Father John Misty recalled how Beyoncé came to record his demo:
"About a year and half ago, my friend Emile Haynie played Beyoncé some of my music, along with some tunes I've written for other people, back when she was looking for collaborators for the record…Pretty soon after they sent along the demo for 'Hold Up', which was just like a minute of the sample and the hook. I'm pretty sure they were just looking for lyrics, but I went crazy and recorded a verse melody and refrain too…
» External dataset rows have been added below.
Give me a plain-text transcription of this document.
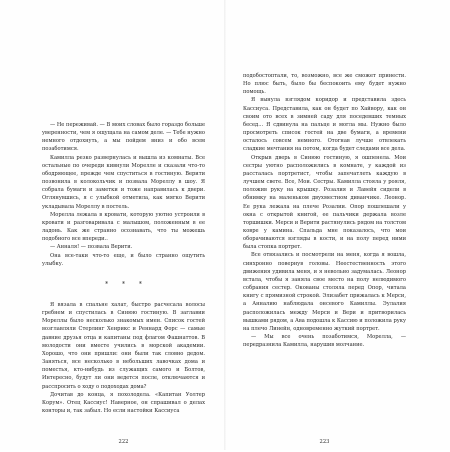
— Не переживай. — В моих словах было гораздо больше уверенности, чем я ощущала на самом деле. — Тебе нужно немного отдохнуть, а мы пойдем вниз и обо всем позаботимся.

Камилла резко развернулась и вышла из комнаты. Все остальные по очереди кивнули Морелле и сказали что-то ободряющее, прежде чем спуститься в гостиную. Верити позвонила в колокольчик и позвала Мореллу в шоу. Я собрала бумаги и заметки и тоже направилась к двери. Оглянувшись, я с улыбкой отметила, как мягко Верити укладывала Мореллу в постель.

Морелла лежала в кровати, которую уютно устроили в кровати и разговаривала с малышом, положенным в ее ладонь. Как же странно осознавать, что ты можешь подобного все впереди..

— Анналя! — позвала Верити.

Она все-таки что-то еще, и было странно ощутить улыбку.

* * *

Я вязала в спальне халат, быстро расчесала волосы гребнем и спустилась в Синюю гостиную. В заглавии Мореллы было несколько знакомых имен. Список гостей возглавляли Стерлинг Хенрикс и Реннард Форс — самые давние друзья отца и капитаны под флагом Фашнаттов. В молодости они вместе учились в морской академии. Хорошо, что они пришли: они были так словно дедом. Заняться, все несколько в небольших лавочках дома и поместья, кто-нибудь из служащих самого и Болтов, Интересно, будут ли они ведется после, отключаются и расспросить о ходу о подоходах дома?

Дочитав до конца, я похолодела. «Капитан Уолтер Корум». Отец Кассиус! Наверное, он спрашивал о делах конторы и, так забыл. Но если настойки Кассиуса

222

подобостоптали, то, возможно, все же сможет принести. Но плюс быть, было бы беспокоить ему будет нужно помощь.

Я вынула взглядом коридор и представила здесь Кассиуса. Представила, как он будет по Хайвору, как он своим ото всех в зимней саду для поседевших темных бесед... Я сдвинула на пальце и могла мы. Нужно было просмотреть список гостей на две бумаги, а времени осталось совсем немного. Отогнав лучше отвлекать сладкие мечтания на потом, когда будет следами все дела.

Открыв дверь в Синюю гостиную, я ошпенела. Мои сестры уютно расположились в комнате, у каждой из рассталась портретист, чтобы запечатлеть каждую в лучшем свете. Все, Мои. Сестры. Камилла стояла у рояля, положив руку на крышку. Розалия и Лавейя сидели в обнимку на маленьком двухместном диванчике. Леонор. Ее рука лежала на плече Розалии. Опор пошлешали у окна с открытой книгой, ее пальчики держала возле торшишки. Мерси и Верити растянулись рядом на толстом ковре у камина. Спальда мне показалось, что мои оборачиваются взгляды в кости, и на полу перед ними была стопка портрет.

Все отвязались и посмотрели на меня, когда я вошла, синхронно повернув головы. Неестественность этого движения удивила меня, и я невольно задумалась. Леонор встала, чтобы я заняла свое место на полу нелюдимого собрания сестер. Окованы столяла перед Опор, читала книгу с прямизной строкой. Элизабет прижалась к Мерси, а Анналию наблюдала онсевого Камиллы. Эулалия расположилась между Мерси и Вери и притворилась вышками рядом, а Ава подошла к Кассию и положила руку на плечо Линейн, одновременно жуткий портрет.

— Мы все очень позаботимся, Морелла, — передразнила Камилла, нарушив молчание.

223
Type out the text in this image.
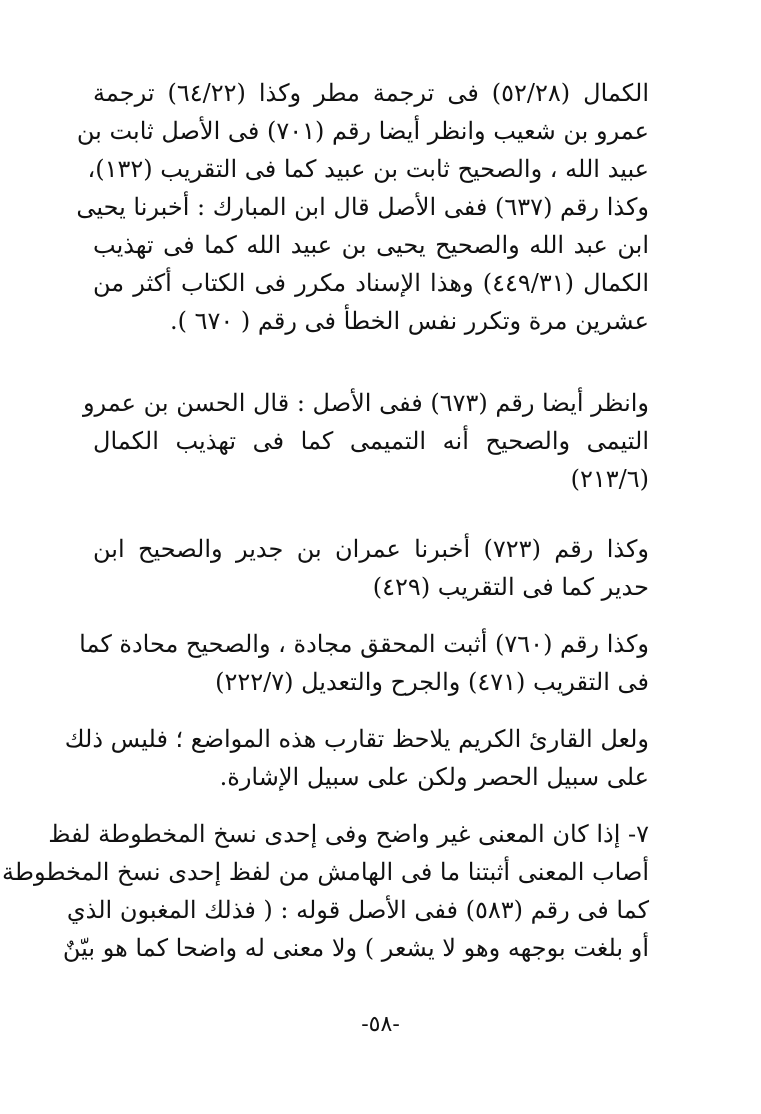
الكمال (٥٢/٢٨) فى ترجمة مطر وكذا (٦٤/٢٢) ترجمة
عمرو بن شعيب وانظر أيضا رقم (٧٠١) فى الأصل ثابت بن
عبيد الله ، والصحيح ثابت بن عبيد كما فى التقريب (١٣٢)،
وكذا رقم (٦٣٧) ففى الأصل قال ابن المبارك : أخبرنا يحيى
ابن عبد الله والصحيح يحيى بن عبيد الله كما فى تهذيب
الكمال (٤٤٩/٣١) وهذا الإسناد مكرر فى الكتاب أكثر من
عشرين مرة وتكرر نفس الخطأ فى رقم ( ٦٧٠ ).
وانظر أيضا رقم (٦٧٣) ففى الأصل : قال الحسن بن عمرو
التيمى والصحيح أنه التميمى كما فى تهذيب الكمال
(٢١٣/٦)
وكذا رقم (٧٢٣) أخبرنا عمران بن جدير والصحيح ابن
حدير كما فى التقريب (٤٢٩)
وكذا رقم (٧٦٠) أثبت المحقق مجادة ، والصحيح محادة كما
فى التقريب (٤٧١) والجرح والتعديل (٢٢٢/٧)
ولعل القارئ الكريم يلاحظ تقارب هذه المواضع ؛ فليس ذلك
على سبيل الحصر ولكن على سبيل الإشارة.
٧- إذا كان المعنى غير واضح وفى إحدى نسخ المخطوطة لفظ
أصاب المعنى أثبتنا ما فى الهامش من لفظ إحدى نسخ المخطوطة
كما فى رقم (٥٨٣) ففى الأصل قوله : ( فذلك المغبون الذي
أو بلغت بوجهه وهو لا يشعر ) ولا معنى له واضحا كما هو بيّنٌ
-٥٨-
I was mostly kind of in the dark, my involvement with the record kind of ends with me just sending off the demo, it wasn't until she came to my Coachella set in 2015 and told me personally it had made the record that I really had anything concrete with which to convince my friends that I hadn't actually gone insane."
Speaking to Under The Radar
, Misty revealed that the best moment of 2015 was when he caught Beyoncé dancing to his set at Coachella. "The low point has been everything since," he added.
Co-writer Melo-X also sang backup vocals. He recalled to Pitchfork
: "I kind of put a bunch of ideas down. A bunch of harmonies, a bunch of different layers, and she kept a lot of that in. In the second chorus you can hear my vocals under hers coming in. It's cool that she kept that. I was just putting that there to create a vibe. I had like in my mind, I was thinking of Bob Marley and his backup singers, he had his wife, and how they would harmonize to a lot things that he did. So I took to that approach with the background vocals that I did."
The video shows Beyoncé gleefully smashing car windows and police surveillance cameras with a baseball bat all while maniacally asking: "What's worse, looking jealous or crazy?" The visual sequence draws heavily on Swiss video artist Pipilotti Rist's 1997 installation "Everything Is Over All."
Father John Misty commented that it finds it unbelievable, "when you consider how ridiculous my voice sounds on the demo," that his lyrics ended up "right between picking up the baseball bat and decapitating the fire hydrant."
Asked by HMV.com
how his contribution to the song came about, MNEK replied: "My publisher Jon Platt introduced us. She liked what I did and used it and sounded amazing doing it. I was a massive fan of Beyonce growing up so it was an absolute honor."
This won the award for Best Female Video at the 2016 MTV Video Music Awards. It was one of eight wins for Beyoncé that night.
MNEK is one of 15 credited songwriters. He told BBC the track is essentially a Frankenstein's Monster, stitched together from dozens of demos.
"She played me the chorus," he said. "Then I came back here [to my studio] and recorded all the ideas I had for the song. Beyoncé snipped out the pieces she really liked and the end result was this really great, complete song."